Remind yourself, even when the going gets really tough - there is always a light that shines brightly that gives us hope. You will be better - soon.

Stay the course.
Beate

Tuesday, January 13, 2009

And a Happy New Year

Dear Reader,

First of all, let me wish you a wonderful and successful 2009. We continue to see change all around - hence do expect that your life will probably see elements of change, too. Change is great once we have completed it but a tough nut to swallow while you are in the middle of it. Regardless of how worried you might be and how negative things appear around you, stay firm in your believe that at the end of this you will be OK.

Even for the most positive person, it is hard to ignore the drama around us. A shooting over Christmas, a Ponzi scheme from an investment firm that serviced many charities and now someone who stages his own death to avoid facing the mess he is in. But then I came across Larry Flynt asking congress to bail out the porn industry. In internet terms I was ROTFL (rolling on the floor laughing). Today the news say that the banks want more money and who knows who else is going to ask for a bailout next? We must make an effort, like Larry to see the humor in the drama and believe it will all get better soon.

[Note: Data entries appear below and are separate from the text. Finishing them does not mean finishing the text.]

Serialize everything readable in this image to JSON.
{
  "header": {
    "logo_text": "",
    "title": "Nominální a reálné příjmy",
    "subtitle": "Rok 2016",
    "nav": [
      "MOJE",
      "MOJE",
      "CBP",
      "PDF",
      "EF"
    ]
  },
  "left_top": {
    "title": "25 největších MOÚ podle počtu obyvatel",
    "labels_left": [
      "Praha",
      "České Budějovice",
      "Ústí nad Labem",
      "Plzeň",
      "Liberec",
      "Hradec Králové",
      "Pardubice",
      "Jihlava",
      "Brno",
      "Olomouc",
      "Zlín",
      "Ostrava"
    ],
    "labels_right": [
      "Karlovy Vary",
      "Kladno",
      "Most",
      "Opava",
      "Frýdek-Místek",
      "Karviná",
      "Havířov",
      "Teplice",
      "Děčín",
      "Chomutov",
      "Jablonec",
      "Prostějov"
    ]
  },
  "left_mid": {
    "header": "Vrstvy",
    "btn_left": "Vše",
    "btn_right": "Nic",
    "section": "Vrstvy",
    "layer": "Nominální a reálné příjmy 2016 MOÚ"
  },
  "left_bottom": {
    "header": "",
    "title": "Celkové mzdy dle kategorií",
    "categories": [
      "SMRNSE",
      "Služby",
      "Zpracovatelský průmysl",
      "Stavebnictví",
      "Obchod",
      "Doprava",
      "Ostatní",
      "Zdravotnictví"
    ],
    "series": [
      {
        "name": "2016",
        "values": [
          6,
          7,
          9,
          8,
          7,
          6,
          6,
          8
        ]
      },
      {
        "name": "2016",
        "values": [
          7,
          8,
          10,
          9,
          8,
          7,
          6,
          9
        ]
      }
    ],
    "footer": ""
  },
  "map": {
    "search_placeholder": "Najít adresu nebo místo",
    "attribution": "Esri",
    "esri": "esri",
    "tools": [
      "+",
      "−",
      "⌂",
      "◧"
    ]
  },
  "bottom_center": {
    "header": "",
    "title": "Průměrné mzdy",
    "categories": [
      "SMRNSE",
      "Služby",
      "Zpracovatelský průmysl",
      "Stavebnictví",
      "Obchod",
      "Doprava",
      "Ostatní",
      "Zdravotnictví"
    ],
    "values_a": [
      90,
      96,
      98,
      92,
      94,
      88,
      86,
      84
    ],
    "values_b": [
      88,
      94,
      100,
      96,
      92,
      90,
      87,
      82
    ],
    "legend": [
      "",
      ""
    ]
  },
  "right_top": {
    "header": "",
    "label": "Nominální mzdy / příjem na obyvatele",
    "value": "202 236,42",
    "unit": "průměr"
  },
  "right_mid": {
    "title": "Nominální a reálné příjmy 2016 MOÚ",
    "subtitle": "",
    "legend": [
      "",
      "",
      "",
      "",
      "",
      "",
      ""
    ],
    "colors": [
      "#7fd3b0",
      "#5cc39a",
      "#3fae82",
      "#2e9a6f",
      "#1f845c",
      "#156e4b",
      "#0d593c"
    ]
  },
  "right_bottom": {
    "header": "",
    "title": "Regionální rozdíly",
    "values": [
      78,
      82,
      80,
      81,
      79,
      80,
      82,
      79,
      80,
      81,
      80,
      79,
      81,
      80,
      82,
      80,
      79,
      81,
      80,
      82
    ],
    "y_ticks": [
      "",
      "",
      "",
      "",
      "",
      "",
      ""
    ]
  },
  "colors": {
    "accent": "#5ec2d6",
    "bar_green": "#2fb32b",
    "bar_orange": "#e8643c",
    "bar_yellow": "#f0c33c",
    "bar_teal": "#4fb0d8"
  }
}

As a result I thought I'd come up with a few bailout ideas for Women Who Want It All. The below listed thoughts will bail you out from your own negative thinking. Your bailout comes from one person alone - YOU. Here are your thoughts for 2009:
  • Change begins with you alone. Do what you can today.
  • Focus on what you can check off your list today not everything you still haven't done.
  • Any progress regardless how small it may be - is still progress.
  • Celebrate your victories, irrespective of how big or small. Depending on your budget give yourself a free reward such as going for a long walk, cut out an hour early or stop for your favorite ice cream or if your budget permits, a new outfit.
  • Make a conscious attempt right now to think about what you are grateful for and say 'thank you' for what you have.
  • Remember to enjoy this moment which is what John Travolta says we must do as we never know - it could be the last one like this.
  • Believe that things will get better every day until you have what you want.
Enjoy your week, your families, yourself and your work. Life is good in essence.